Título: Lula se distancia do PT e apóia estratégia para isolar Dirceu
Autor: Vera Rosa
Fonte: O Estado de São Paulo, 14/08/2005, Nacional, p. A4

BRASÍLIA - O governo quer neutralizar a forte influência do deputado José Dirceu (SP) no PT para evitar que a crise política desgaste ainda mais o presidente Luiz Inácio Lula da Silva. O presidente do PT, Tarso Genro, disse a Lula que era preciso combinar uma estratégia conjunta para refundar o partido e afastar Dirceu. Para se salvar, Lula também vai se distanciar cada vez mais do PT. "Nós não sabemos o que está por vir", disse Tarso, numa referência à possibilidade do pedido de impeachment. "O problema é que a antiga maioria do PT só se preocupa em ser maioria, em ter poder. Eu não concordo com esse método", completou ele, que vai disputar a eleição direta para o comando do partido, em setembro, como candidato do Campo Majoritário. Detalhe: já disse que esse grupo implodiu.

Ex-chefe da Casa Civil e ex-presidente do PT, Dirceu está cada vez mais irritado com os ataques de Tarso, que deixou o Ministério da Educação para assumir o partido. Em conversas reservadas, Dirceu não se contém. "Ele quer acabar com o Campo Majoritário. Isso é um haraquiri", comparou, ao mencionar o grupo que controla o PT.

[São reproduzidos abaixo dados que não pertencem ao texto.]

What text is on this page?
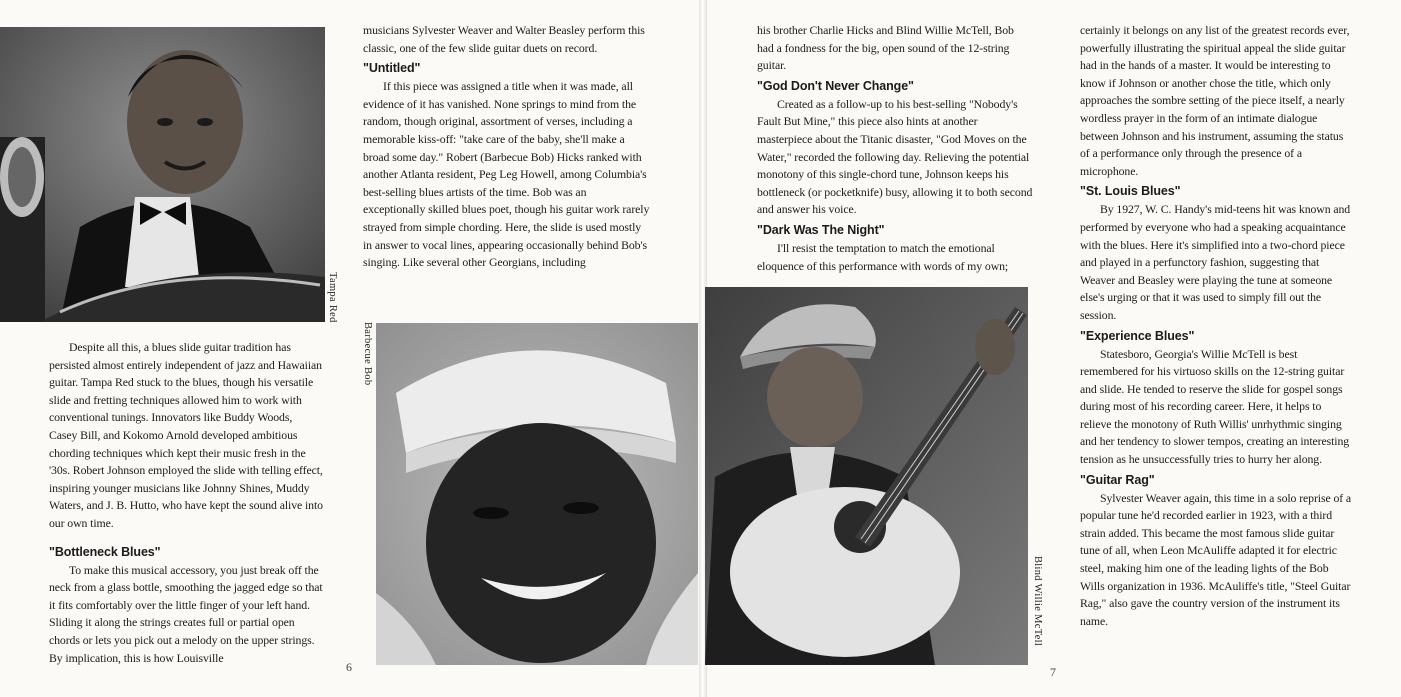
Tampa Red

Despite all this, a blues slide guitar tradition has persisted almost entirely independent of jazz and Hawaiian guitar. Tampa Red stuck to the blues, though his versatile slide and fretting techniques allowed him to work with conventional tunings. Innovators like Buddy Woods, Casey Bill, and Kokomo Arnold developed ambitious chording techniques which kept their music fresh in the '30s. Robert Johnson employed the slide with telling effect, inspiring younger musicians like Johnny Shines, Muddy Waters, and J. B. Hutto, who have kept the sound alive into our own time.

"Bottleneck Blues"

To make this musical accessory, you just break off the neck from a glass bottle, smoothing the jagged edge so that it fits comfortably over the little finger of your left hand. Sliding it along the strings creates full or partial open chords or lets you pick out a melody on the upper strings. By implication, this is how Louisville

musicians Sylvester Weaver and Walter Beasley perform this classic, one of the few slide guitar duets on record.

"Untitled"

If this piece was assigned a title when it was made, all evidence of it has vanished. None springs to mind from the random, though original, assortment of verses, including a memorable kiss-off: "take care of the baby, she'll make a broad some day." Robert (Barbecue Bob) Hicks ranked with another Atlanta resident, Peg Leg Howell, among Columbia's best-selling blues artists of the time. Bob was an exceptionally skilled blues poet, though his guitar work rarely strayed from simple chording. Here, the slide is used mostly in answer to vocal lines, appearing occasionally behind Bob's singing. Like several other Georgians, including

Barbecue Bob
6

his brother Charlie Hicks and Blind Willie McTell, Bob had a fondness for the big, open sound of the 12-string guitar.

"God Don't Never Change"

Created as a follow-up to his best-selling "Nobody's Fault But Mine," this piece also hints at another masterpiece about the Titanic disaster, "God Moves on the Water," recorded the following day. Relieving the potential monotony of this single-chord tune, Johnson keeps his bottleneck (or pocketknife) busy, allowing it to both second and answer his voice.

"Dark Was The Night"

I'll resist the temptation to match the emotional eloquence of this performance with words of my own;

Blind Willie McTell

certainly it belongs on any list of the greatest records ever, powerfully illustrating the spiritual appeal the slide guitar had in the hands of a master. It would be interesting to know if Johnson or another chose the title, which only approaches the sombre setting of the piece itself, a nearly wordless prayer in the form of an intimate dialogue between Johnson and his instrument, assuming the status of a performance only through the presence of a microphone.

"St. Louis Blues"

By 1927, W. C. Handy's mid-teens hit was known and performed by everyone who had a speaking acquaintance with the blues. Here it's simplified into a two-chord piece and played in a perfunctory fashion, suggesting that Weaver and Beasley were playing the tune at someone else's urging or that it was used to simply fill out the session.

"Experience Blues"

Statesboro, Georgia's Willie McTell is best remembered for his virtuoso skills on the 12-string guitar and slide. He tended to reserve the slide for gospel songs during most of his recording career. Here, it helps to relieve the monotony of Ruth Willis' unrhythmic singing and her tendency to slower tempos, creating an interesting tension as he unsuccessfully tries to hurry her along.

"Guitar Rag"

Sylvester Weaver again, this time in a solo reprise of a popular tune he'd recorded earlier in 1923, with a third strain added. This became the most famous slide guitar tune of all, when Leon McAuliffe adapted it for electric steel, making him one of the leading lights of the Bob Wills organization in 1936. McAuliffe's title, "Steel Guitar Rag," also gave the country version of the instrument its name.

7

Emissários de Lula tentaram convencer Dirceu a renunciar ao mandato de deputado, antes que o Conselho de Ética da Câmara abrisse processo de cassação contra ele. Não conseguiram. "Querem me fazer de bode expiatório", reagiu. "Mas eu não vou assumir nada do que não fiz. Vou até o fim."

Com o depoimento devastador do publicitário Duda Mendonça - que admitiu na CPI ter recebido dinheiro de caixa 2 do PT, por meio do empresário Marcos Valério, em pagamento a serviços prestados na campanha de 2002 - e as afirmações do ex-deputado Valdemar Costa Neto, envolvendo Lula e Dirceu numa negociata para conseguir o apoio do PL, tudo piorou para o governo.

"Seria muito bom que o Dirceu tivesse o mesmo comportamento do José Genoino, que se recolhesse politicamente", disse um interlocutor de Lula, que também integra o Campo Majoritário, ao lembrar da renúncia de Genoino da presidência do PT, há 35 dias. "Em todos os episódios o nome de Dirceu é mencionado, mas até hoje ninguém formalizou o pedido de afastamento dele da direção do PT."

Integrante da tendência Democracia Socialista, o secretário de Formação Política do PT, Joaquim Soriano, defendeu a desidratação de Dirceu. "Tem que ter um ambiente petista de alta legitimidade onde o José Dirceu não mande", afirmou. "Para destravar as investigações internas é preciso haver um movimento de fora para dentro." Romênio Pereira, um dos vice-presidentes do partido, foi na mesma toada. "Cresceu a pressão para que seja feita a depuração no PT."

Foi Tarso que convenceu Lula a fazer um pronunciamento falando em traição de companheiros e pedindo desculpas ao País. Mesmo assim, achou que o tom do presidente foi muito comedido. "Lula foi enganado por pessoas que o acompanharam em sua trajetória política", insistiu o presidente do PT.

Nos últimos dias, um dos poucos nomes de peso do Campo Majoritário petista a sair publicamente em defesa do ex-chefe da Casa Civil foi o secretário-geral do PT, deputado Ricardo Berzoini (SP). "Não estou vendo nenhum movimento subterrâneo do Dirceu para manter o controle do partido nem impor seu ponto de vista", observou Berzoini, que tinha a preferência do ex-ministro para presidir o partido. "Ninguém pode ser julgado previamente nem linchado a priori."

Para Dirceu, a atual direção do PT quer criar confusão. "Nem sei por que fui naquela reunião do diretório nacional, na semana passada", lamentou ele, negando ter articulado nos bastidores uma sobrevida para o ex-tesoureiro do partido Delúbio Soares. Na reunião, Dirceu falou pouco, mas uma de suas frases chamou a atenção: "Esqueçam o que passou. Já acabou." Se depender dos aliados de Tarso, porém, o divórcio será litigioso. "O PT precisa punir com urgência os culpados", endossou o líder do governo no Senado, Aloizio Mercadante (SP). Para Lula, o resultado da batalha é cada vez mais imprevisível.